1.4.2. Analyse Aanbodzijde
Via de Hijmans-methode analyseerde de Werkgroep wensen en behoeften van
de steunorganisaties en (her)schikte deze na gesprekken met de organisaties in
de "Vierslag":
Doel, Doelgroep, Inhoud van het aanbod, Condities voor de uitvoering.

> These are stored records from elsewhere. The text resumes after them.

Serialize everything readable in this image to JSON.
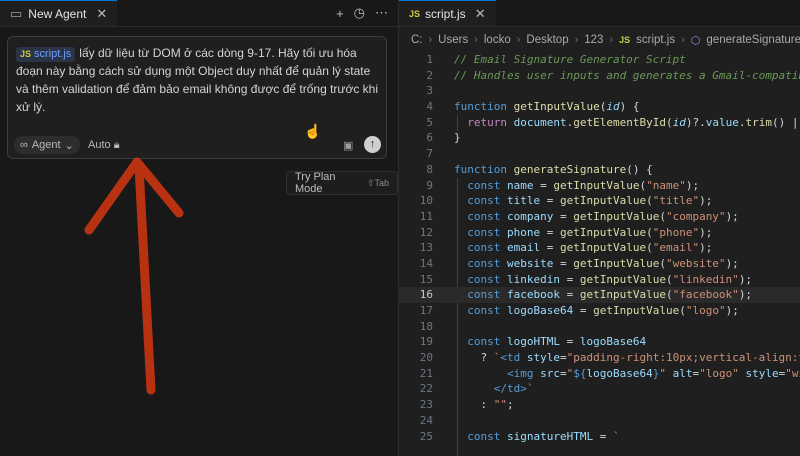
{
  "left_panel": {
    "tab": {
      "label": "New Agent"
    },
    "prompt": {
      "chip_label": "script.js",
      "text": "lấy dữ liệu từ DOM ở các dòng 9-17. Hãy tối ưu hóa đoạn này bằng cách sử dụng một Object duy nhất để quản lý state và thêm validation để đảm bảo email không được để trống trước khi xử lý."
    },
    "mode_label": "Agent",
    "auto_label": "Auto",
    "plan_button": {
      "label": "Try Plan Mode",
      "shortcut": "⇧Tab"
    }
  },
  "editor": {
    "tab_label": "script.js",
    "breadcrumb": [
      "C:",
      "Users",
      "locko",
      "Desktop",
      "123",
      "script.js",
      "generateSignature"
    ],
    "current_line": 16,
    "line_numbers": [
      "1",
      "2",
      "3",
      "4",
      "5",
      "6",
      "7",
      "8",
      "9",
      "10",
      "11",
      "12",
      "13",
      "14",
      "15",
      "16",
      "17",
      "18",
      "19",
      "20",
      "21",
      "22",
      "23",
      "24",
      "25"
    ]
  },
  "colors": {
    "accent": "#0078d4",
    "arrow": "#b83212"
  }
}
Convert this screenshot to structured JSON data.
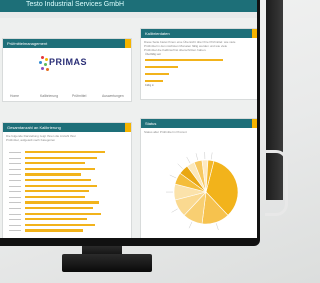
{
  "app": {
    "title": "Testo Industrial Services GmbH"
  },
  "panels": {
    "project_management": {
      "title": "Prüfmittelmanagement"
    },
    "calibration": {
      "title": "Kalibrierdaten",
      "desc_line1": "Diese Seite bietet Ihnen eine Übersicht über Ihre Prüfmittel: wie viele",
      "desc_line2": "Prüfmittel in den nächsten Monaten fällig werden und wie viele",
      "desc_line3": "Prüfmittel die Kalibrierfrist überschritten haben.",
      "legend_top": "Überfällig seit",
      "legend_bottom": "Fällig in"
    },
    "inventory": {
      "title": "Gesamtanzahl an Kalibrierung",
      "desc_line1": "Die folgende Darstellung zeigt Ihnen die Anzahl Ihrer",
      "desc_line2": "Prüfmittel, aufgeteilt nach Kategorien",
      "desc_line3": ""
    },
    "status": {
      "title": "Status",
      "desc_line1": "Status aller Prüfmittel in Prozent",
      "desc_line2": "",
      "desc_line3": ""
    }
  },
  "logo": {
    "name": "PRIMAS"
  },
  "links": [
    "Home",
    "Kalibrierung",
    "Prüfmittel",
    "Auswertungen"
  ],
  "colors": {
    "header": "#1e6f79",
    "accent": "#f5b400",
    "bar": "#f2b31b"
  },
  "chart_data": [
    {
      "type": "bar",
      "orientation": "horizontal",
      "panel": "calibration",
      "values": [
        52,
        22,
        16,
        12
      ],
      "xlim": [
        0,
        60
      ]
    },
    {
      "type": "bar",
      "orientation": "horizontal",
      "panel": "inventory",
      "values": [
        40,
        36,
        30,
        35,
        28,
        33,
        36,
        32,
        30,
        37,
        34,
        38,
        31,
        35,
        29
      ],
      "xlim": [
        0,
        50
      ]
    },
    {
      "type": "pie",
      "panel": "status",
      "values": [
        34,
        14,
        10,
        9,
        8,
        6,
        5,
        4,
        4,
        3,
        3
      ],
      "colors": [
        "#f2b31b",
        "#f6c24e",
        "#f8cf72",
        "#fad990",
        "#fbe2aa",
        "#f4bd3a",
        "#e9a711",
        "#fbe8bc",
        "#f7c85f",
        "#fde9c2",
        "#f3b72b"
      ]
    }
  ]
}
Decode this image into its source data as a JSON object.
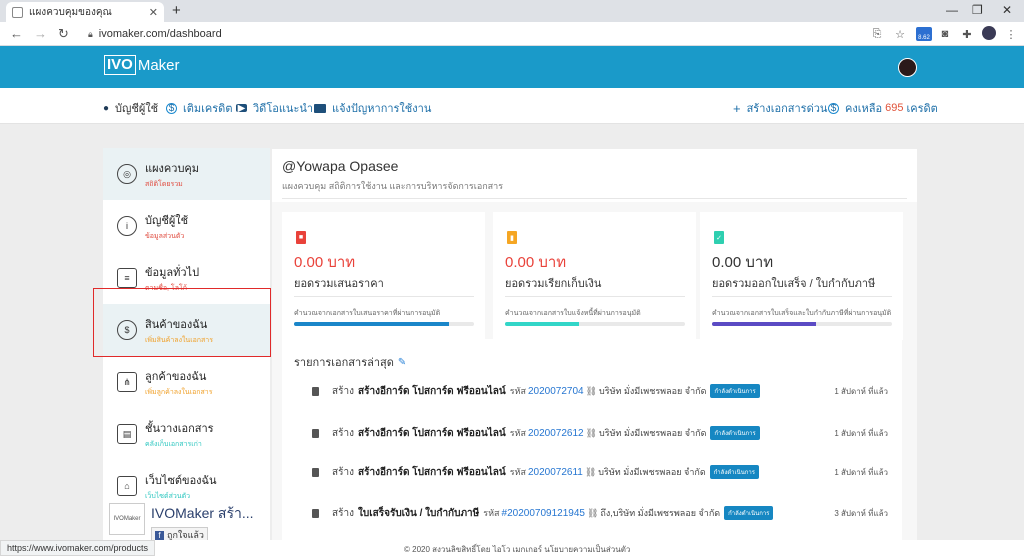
{
  "browser": {
    "tab_title": "แผงควบคุมของคุณ",
    "tab_close": "✕",
    "new_tab": "+",
    "url": "ivomaker.com/dashboard",
    "ext_badge": "8.62",
    "status_url": "https://www.ivomaker.com/products"
  },
  "header": {
    "logo_box": "IVO",
    "logo_text": "Maker"
  },
  "subnav": {
    "account": "บัญชีผู้ใช้",
    "topup": "เติมเครดิต",
    "videos": "วิดีโอแนะนำ",
    "report": "แจ้งปัญหาการใช้งาน",
    "quick_create": "สร้างเอกสารด่วน",
    "credit_prefix": "คงเหลือ",
    "credit_value": "695",
    "credit_suffix": "เครดิต"
  },
  "sidebar": {
    "items": [
      {
        "label": "แผงควบคุม",
        "sub": "สถิติโดยรวม"
      },
      {
        "label": "บัญชีผู้ใช้",
        "sub": "ข้อมูลส่วนตัว"
      },
      {
        "label": "ข้อมูลทั่วไป",
        "sub": "ตามชื่อ, โลโก้"
      },
      {
        "label": "สินค้าของฉัน",
        "sub": "เพิ่มสินค้าลงในเอกสาร"
      },
      {
        "label": "ลูกค้าของฉัน",
        "sub": "เพิ่มลูกค้าลงในเอกสาร"
      },
      {
        "label": "ชั้นวางเอกสาร",
        "sub": "คลังเก็บเอกสารเก่า"
      },
      {
        "label": "เว็บไซต์ของฉัน",
        "sub": "เว็บไซต์ส่วนตัว"
      }
    ],
    "fb_logo": "IVOMaker",
    "fb_title": "IVOMaker สร้า...",
    "fb_like": "ถูกใจแล้ว"
  },
  "main": {
    "username": "@Yowapa Opasee",
    "description": "แผงควบคุม สถิติการใช้งาน และการบริหารจัดการเอกสาร",
    "cards": [
      {
        "amount": "0.00 บาท",
        "label": "ยอดรวมเสนอราคา",
        "note": "คำนวณจากเอกสารใบเสนอราคาที่ผ่านการอนุมัติ",
        "progress": 0.86
      },
      {
        "amount": "0.00 บาท",
        "label": "ยอดรวมเรียกเก็บเงิน",
        "note": "คำนวณจากเอกสารใบแจ้งหนี้ที่ผ่านการอนุมัติ",
        "progress": 0.41
      },
      {
        "amount": "0.00 บาท",
        "label": "ยอดรวมออกใบเสร็จ / ใบกำกับภาษี",
        "note": "คำนวณจากเอกสารใบเสร็จและใบกำกับภาษีที่ผ่านการอนุมัติ",
        "progress": 0.58
      }
    ],
    "recent_title": "รายการเอกสารล่าสุด",
    "recent": [
      {
        "prefix": "สร้าง",
        "title": "สร้างอีการ์ด โปสการ์ด ฟรีออนไลน์",
        "code_label": "รหัส",
        "code": "2020072704",
        "company": "บริษัท มั่งมีเพชรพลอย จำกัด",
        "badge": "กำลังดำเนินการ",
        "time": "1 สัปดาห์ ที่แล้ว"
      },
      {
        "prefix": "สร้าง",
        "title": "สร้างอีการ์ด โปสการ์ด ฟรีออนไลน์",
        "code_label": "รหัส",
        "code": "2020072612",
        "company": "บริษัท มั่งมีเพชรพลอย จำกัด",
        "badge": "กำลังดำเนินการ",
        "time": "1 สัปดาห์ ที่แล้ว"
      },
      {
        "prefix": "สร้าง",
        "title": "สร้างอีการ์ด โปสการ์ด ฟรีออนไลน์",
        "code_label": "รหัส",
        "code": "2020072611",
        "company": "บริษัท มั่งมีเพชรพลอย จำกัด",
        "badge": "กำลังดำเนินการ",
        "time": "1 สัปดาห์ ที่แล้ว"
      },
      {
        "prefix": "สร้าง",
        "title": "ใบเสร็จรับเงิน / ใบกำกับภาษี",
        "code_label": "รหัส",
        "code": "#20200709121945",
        "company": "ถึง,บริษัท มั่งมีเพชรพลอย จำกัด",
        "badge": "กำลังดำเนินการ",
        "time": "3 สัปดาห์ ที่แล้ว"
      }
    ]
  },
  "footer": "© 2020 สงวนลิขสิทธิ์โดย ไอโว เมกเกอร์ นโยบายความเป็นส่วนตัว",
  "colors": {
    "brand": "#1a9ac9",
    "card1": "#e9423a",
    "card2": "#f5a623",
    "card3": "#2ecfb0",
    "bar1": "#1a86c9",
    "bar2": "#32d6c8",
    "bar3": "#5b4bc4",
    "highlight": "#e02a2a"
  }
}
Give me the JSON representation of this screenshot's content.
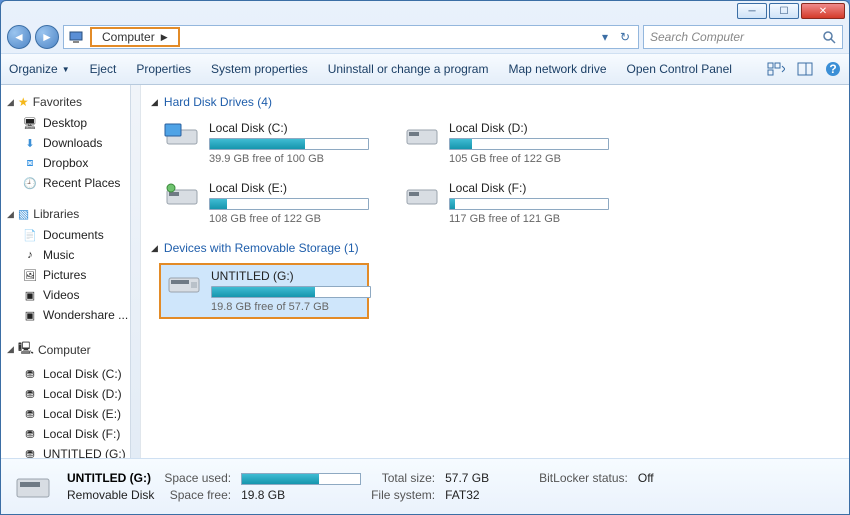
{
  "window": {
    "min_tip": "Minimize",
    "max_tip": "Maximize",
    "close_tip": "Close"
  },
  "breadcrumb": {
    "root": "Computer"
  },
  "search": {
    "placeholder": "Search Computer"
  },
  "toolbar": {
    "organize": "Organize",
    "eject": "Eject",
    "properties": "Properties",
    "system_properties": "System properties",
    "uninstall": "Uninstall or change a program",
    "map_drive": "Map network drive",
    "control_panel": "Open Control Panel"
  },
  "sidebar": {
    "favorites": {
      "label": "Favorites",
      "items": [
        "Desktop",
        "Downloads",
        "Dropbox",
        "Recent Places"
      ]
    },
    "libraries": {
      "label": "Libraries",
      "items": [
        "Documents",
        "Music",
        "Pictures",
        "Videos",
        "Wondershare ..."
      ]
    },
    "computer": {
      "label": "Computer",
      "items": [
        "Local Disk (C:)",
        "Local Disk (D:)",
        "Local Disk (E:)",
        "Local Disk (F:)",
        "UNTITLED (G:)"
      ]
    }
  },
  "sections": {
    "hdd": {
      "label": "Hard Disk Drives (4)"
    },
    "removable": {
      "label": "Devices with Removable Storage (1)"
    }
  },
  "drives": {
    "c": {
      "name": "Local Disk (C:)",
      "free_text": "39.9 GB free of 100 GB",
      "fill_pct": 60
    },
    "d": {
      "name": "Local Disk (D:)",
      "free_text": "105 GB free of 122 GB",
      "fill_pct": 14
    },
    "e": {
      "name": "Local Disk (E:)",
      "free_text": "108 GB free of 122 GB",
      "fill_pct": 11
    },
    "f": {
      "name": "Local Disk (F:)",
      "free_text": "117 GB free of 121 GB",
      "fill_pct": 3
    },
    "g": {
      "name": "UNTITLED (G:)",
      "free_text": "19.8 GB free of 57.7 GB",
      "fill_pct": 65
    }
  },
  "status": {
    "title": "UNTITLED (G:)",
    "subtitle": "Removable Disk",
    "labels": {
      "space_used": "Space used:",
      "space_free": "Space free:",
      "total_size": "Total size:",
      "file_system": "File system:",
      "bitlocker": "BitLocker status:"
    },
    "values": {
      "space_free": "19.8 GB",
      "total_size": "57.7 GB",
      "file_system": "FAT32",
      "bitlocker": "Off"
    },
    "used_pct": 65
  }
}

Op basis van de vierslagen werden hoofdfuncties van de
steunfunctie voor het Jeugd- & Jongerenwerk geformuleerd. Deze werden met de
besturen besproken tijdens een hearing op 19 december 1985, waarbij tevens de
werkwijze van de werkgroep uiteen gezet werd en de plannen voor benadering van
de Vraagzijde werden voorgelegd.
(Zie: Het Aanbod).
1.4.3. Delphi-onderzoek vanuit de Vraagzijde
Van meet af aan was het de werkgroep duidelijk, dat voor de ontwikkeling
van een toekomstige ondersteuningsstructuur in Noord-Holland niet kon worden
voorbijgegaan aan een inventarisatie van behoeften aan ondersteuning bij het
uitvoerend Jeugd- & Jongerenwerk in de provincie. Daarbij ging het niet zozeer
om een moment-opname, maar om een beeld van de plaatsvindende verschuivingen en
de te verwachten toekomstige ontwikkelingen, oftewel: de dynamiek in het J&JW.
In overleg met onderzoekers van de Universiteit van Amsterdam, de heren H.J. van
Houten, H. Dolleman en P.H. Kwakkelstein, is gekozen voor het doen verrichten
van een onderzoek volgens de Policy-Delphimethode, waarin na een brede
probleeminventariserende voorronde, verschillende onderzoeksronden worden
gehouden onder zorgvuldig samengestelde panels van deskundige betrokkenen.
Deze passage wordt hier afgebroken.